Memory is how delegation becomes experience
Delegation builds trust through experience. Memory is how an agent accumulates that experience. There are three tiers, and each raises a different governance question.
What you've said, what the agent has done, what's been decided. Lost when the session ends.
Active project state. The agent remembers it is halfway through a multi-step task.
Preferences, history, institutional knowledge that persists across sessions.
Short-term memory
The current conversation. Within a single session, the agent remembers what you said three messages ago and what it decided two tool calls ago. This is just context window, but managed — you decide what to keep and what to summarise as the conversation grows.
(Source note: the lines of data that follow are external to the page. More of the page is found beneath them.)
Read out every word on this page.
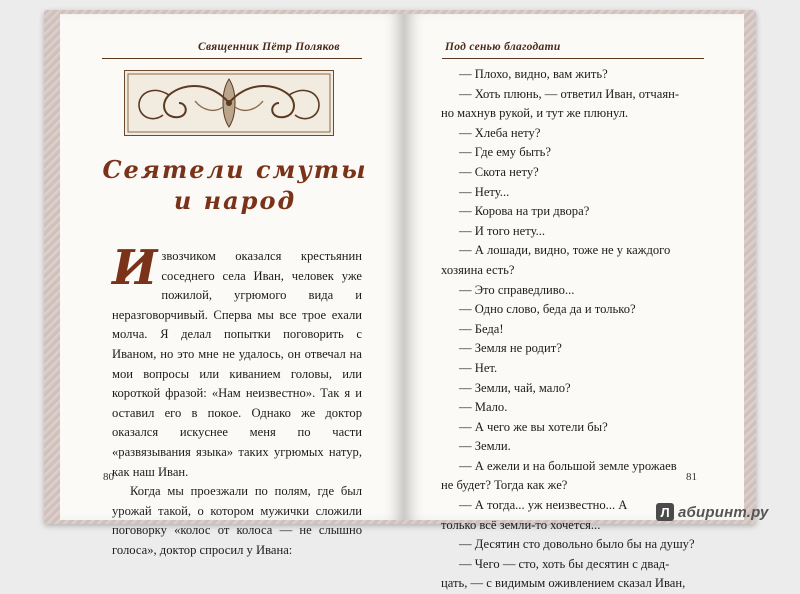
Священник Пётр Поляков
Сеятели смуты
и народ

Извозчиком оказался крестьянин соседнего села Иван, человек уже пожилой, угрюмого вида и неразговорчивый. Сперва мы все трое ехали молча. Я делал попытки поговорить с Иваном, но это мне не удалось, он отвечал на мои вопросы или киванием головы, или короткой фразой: «Нам неизвестно». Так я и оставил его в покое. Однако же доктор оказался искуснее меня по части «развязывания языка» таких угрюмых натур, как наш Иван.

Когда мы проезжали по полям, где был урожай такой, о котором мужички сложили поговорку «колос от колоса — не слышно голоса», доктор спросил у Ивана:

80
Под сенью благодати
— Плохо, видно, вам жить?
— Хоть плюнь, — ответил Иван, отчаян-
но махнув рукой, и тут же плюнул.
— Хлеба нету?
— Где ему быть?
— Скота нету?
— Нету...
— Корова на три двора?
— И того нету...
— А лошади, видно, тоже не у каждого
хозяина есть?
— Это справедливо...
— Одно слово, беда да и только?
— Беда!
— Земля не родит?
— Нет.
— Земли, чай, мало?
— Мало.
— А чего же вы хотели бы?
— Земли.
— А ежели и на большой земле урожаев
не будет? Тогда как же?
— А тогда... уж неизвестно... А
только всё земли-то хочется...
— Десятин сто довольно было бы на душу?
— Чего — сто, хоть бы десятин с двад-
цать, — с видимым оживлением сказал Иван,
81
Л абиринт.ру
Governance questions are light: privacy for the user's current turn, and whether the conversation gets logged for auditability.
Working memory
Task context across a multi-step task. An agent researching a topic remembers which sources it has already consulted, which contradictions it has flagged, which questions are still open. This is usually stored outside the model (a JSON blob, a task record) and re-injected each turn.
The governance question becomes: how do we audit what the agent did within a task? Working memory is typically where reasoning traces live, and those are what you review after the fact.
Long-term memory
Persistent state across sessions. The agent knows your role, your preferences, your last project, the decision your team made three weeks ago. This is usually a database or vector store keyed by user or project.
Long-term memory is where governance gets hard.
- What should it remember? A customer's preference for formal language — yes. Their home address — only with consent.
- What should it forget? Outdated decisions, stale preferences, data that was deleted under a right-to-erasure request.
- Who controls it? Memory that the agent writes to itself is a black box. Memory that the user explicitly curates is accountable but slow.
Practical patterns
- Session-scoped: keep short-term memory in the request. No storage, no governance burden.
- Task-scoped: store working memory in a task record, wipe on completion. Audit the trace, not the persistent store.
- User-scoped: store long-term memory keyed by user, with explicit read/write/delete API surfaces, exposed to the user (and to auditors).
Start with the least amount of memory that works. Add tiers as the job demands, not as "it would be nice if the agent remembered".